Abel Sithole, principal officer of the GEPF, said the fund had placed limits on investments in state-owned companies based on their credit ratings. He did not specify what these were.
"We do have limits of how low credit ratings can get. The limits differ, but if ratings were to go significantly into subinvestment, we would act," he said.
Matjila said the private placement, which arose when Eskom had maturing bonds, was executed with the consent of the GEPF and on a commercial basis in which the risk had been priced in.
"We are still within the mandate. But going forward, we are going to have to change course because we realise the systemic nature of this entity. The economy cannot afford for Eskom to fail. So we need to be more active and see how we can play a bigger role in fixing the governance of Eskom," he said.
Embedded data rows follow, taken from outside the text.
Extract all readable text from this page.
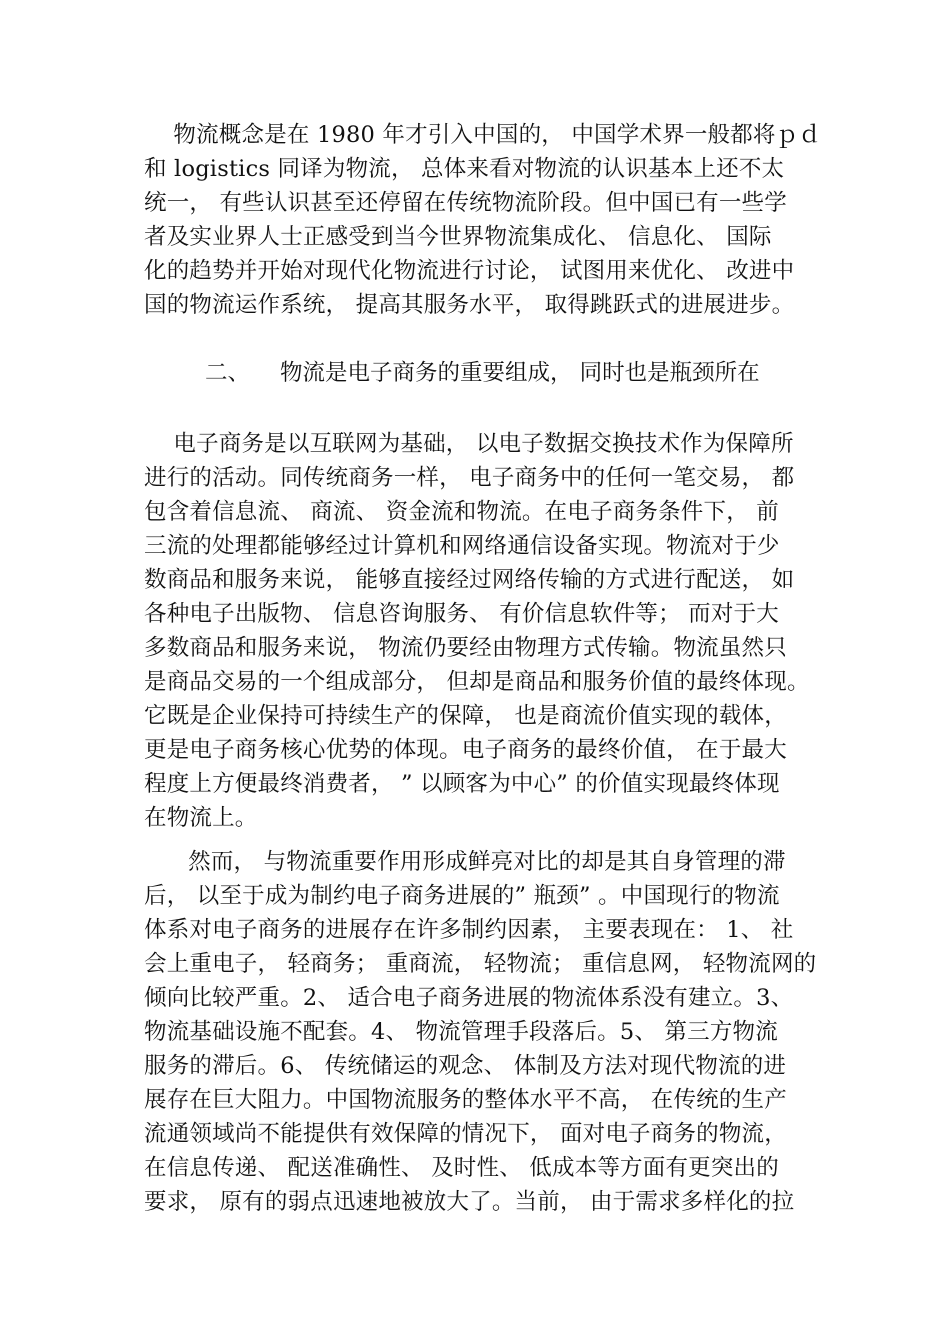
物流概念是在 1980 年才引入中国的， 中国学术界一般都将ｐｄ
和 logistics 同译为物流， 总体来看对物流的认识基本上还不太
统一， 有些认识甚至还停留在传统物流阶段。但中国已有一些学
者及实业界人士正感受到当今世界物流集成化、 信息化、 国际
化的趋势并开始对现代化物流进行讨论， 试图用来优化、 改进中
国的物流运作系统， 提高其服务水平， 取得跳跃式的进展进步。
二、 物流是电子商务的重要组成， 同时也是瓶颈所在
电子商务是以互联网为基础， 以电子数据交换技术作为保障所
进行的活动。同传统商务一样， 电子商务中的任何一笔交易， 都
包含着信息流、 商流、 资金流和物流。在电子商务条件下， 前
三流的处理都能够经过计算机和网络通信设备实现。物流对于少
数商品和服务来说， 能够直接经过网络传输的方式进行配送， 如
各种电子出版物、 信息咨询服务、 有价信息软件等； 而对于大
多数商品和服务来说， 物流仍要经由物理方式传输。物流虽然只
是商品交易的一个组成部分， 但却是商品和服务价值的最终体现。
它既是企业保持可持续生产的保障， 也是商流价值实现的载体，
更是电子商务核心优势的体现。电子商务的最终价值， 在于最大
程度上方便最终消费者， ” 以顾客为中心” 的价值实现最终体现
在物流上。
然而， 与物流重要作用形成鲜亮对比的却是其自身管理的滞
后， 以至于成为制约电子商务进展的” 瓶颈” 。中国现行的物流
体系对电子商务的进展存在许多制约因素， 主要表现在： 1、 社
会上重电子， 轻商务； 重商流， 轻物流； 重信息网， 轻物流网的
倾向比较严重。2、 适合电子商务进展的物流体系没有建立。3、
物流基础设施不配套。4、 物流管理手段落后。5、 第三方物流
服务的滞后。6、 传统储运的观念、 体制及方法对现代物流的进
展存在巨大阻力。中国物流服务的整体水平不高， 在传统的生产
流通领域尚不能提供有效保障的情况下， 面对电子商务的物流，
在信息传递、 配送准确性、 及时性、 低成本等方面有更突出的
要求， 原有的弱点迅速地被放大了。当前， 由于需求多样化的拉
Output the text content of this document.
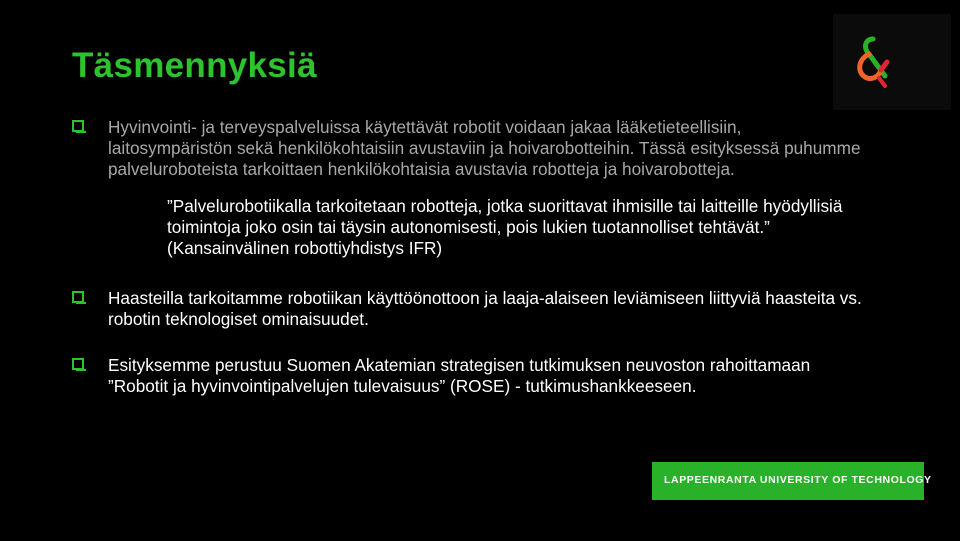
Täsmennyksiä
Hyvinvointi- ja terveyspalveluissa käytettävät robotit voidaan jakaa lääketieteellisiin, laitosympäristön sekä henkilökohtaisiin avustaviin ja hoivarobotteihin. Tässä esityksessä puhumme palveluroboteista tarkoittaen henkilökohtaisia avustavia robotteja ja hoivarobotteja.
”Palvelurobotiikalla tarkoitetaan robotteja, jotka suorittavat ihmisille tai laitteille hyödyllisiä toimintoja joko osin tai täysin autonomisesti, pois lukien tuotannolliset tehtävät.” (Kansainvälinen robottiyhdistys IFR)
Haasteilla tarkoitamme robotiikan käyttöönottoon ja laaja-alaiseen leviämiseen liittyviä haasteita vs. robotin teknologiset ominaisuudet.
Esityksemme perustuu Suomen Akatemian strategisen tutkimuksen neuvoston rahoittamaan ”Robotit ja hyvinvointipalvelujen tulevaisuus” (ROSE) - tutkimushankkeeseen.
LAPPEENRANTA UNIVERSITY OF TECHNOLOGY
Sithole said the GEPF was also engaging with Eskom, although "we are not shouting from the parapets".
Eskom being "too big to fail" is a notion gaining currency in government circles.
RMB credit analyst Elena Ilkova said Eskom was too big to fail in two senses: the economy needed it to produce electricity, and a default on a debt repayment would be disastrous as the government could not afford to have the contingent liability of Eskom added directly to government debt. "Too big to fail raises the question of whether the company is structured correctly to carry on, and raised the debate about whether Eskom should be split up. It is such a humungous enterprise and very difficult to manage," she said.
For many years experts have argued that Eskom's transmission and generation operations should be split up.
This would also encourage the introduction of real competition in electricity generation.
Grov Steyn, director at Meridian Economics, said the "domino effect" of an Eskom default could be terrible. "The state underwrites lots of Eskom debt and it also underwrites the pension money that is invested in Eskom debt," he said.
Eskom needed to look for "a radical cost cut" such as shutting down parts of the business that are not needed to keep the lights on for the foreseeable future.
Steyn, who made a presentation at Monday's public hearings on Eskom's tariff application, said the economics of decommissioning some of Eskom's older power stations and curtailing its capital expenditure programme, which could lead to a saving of R17bn, should be explored.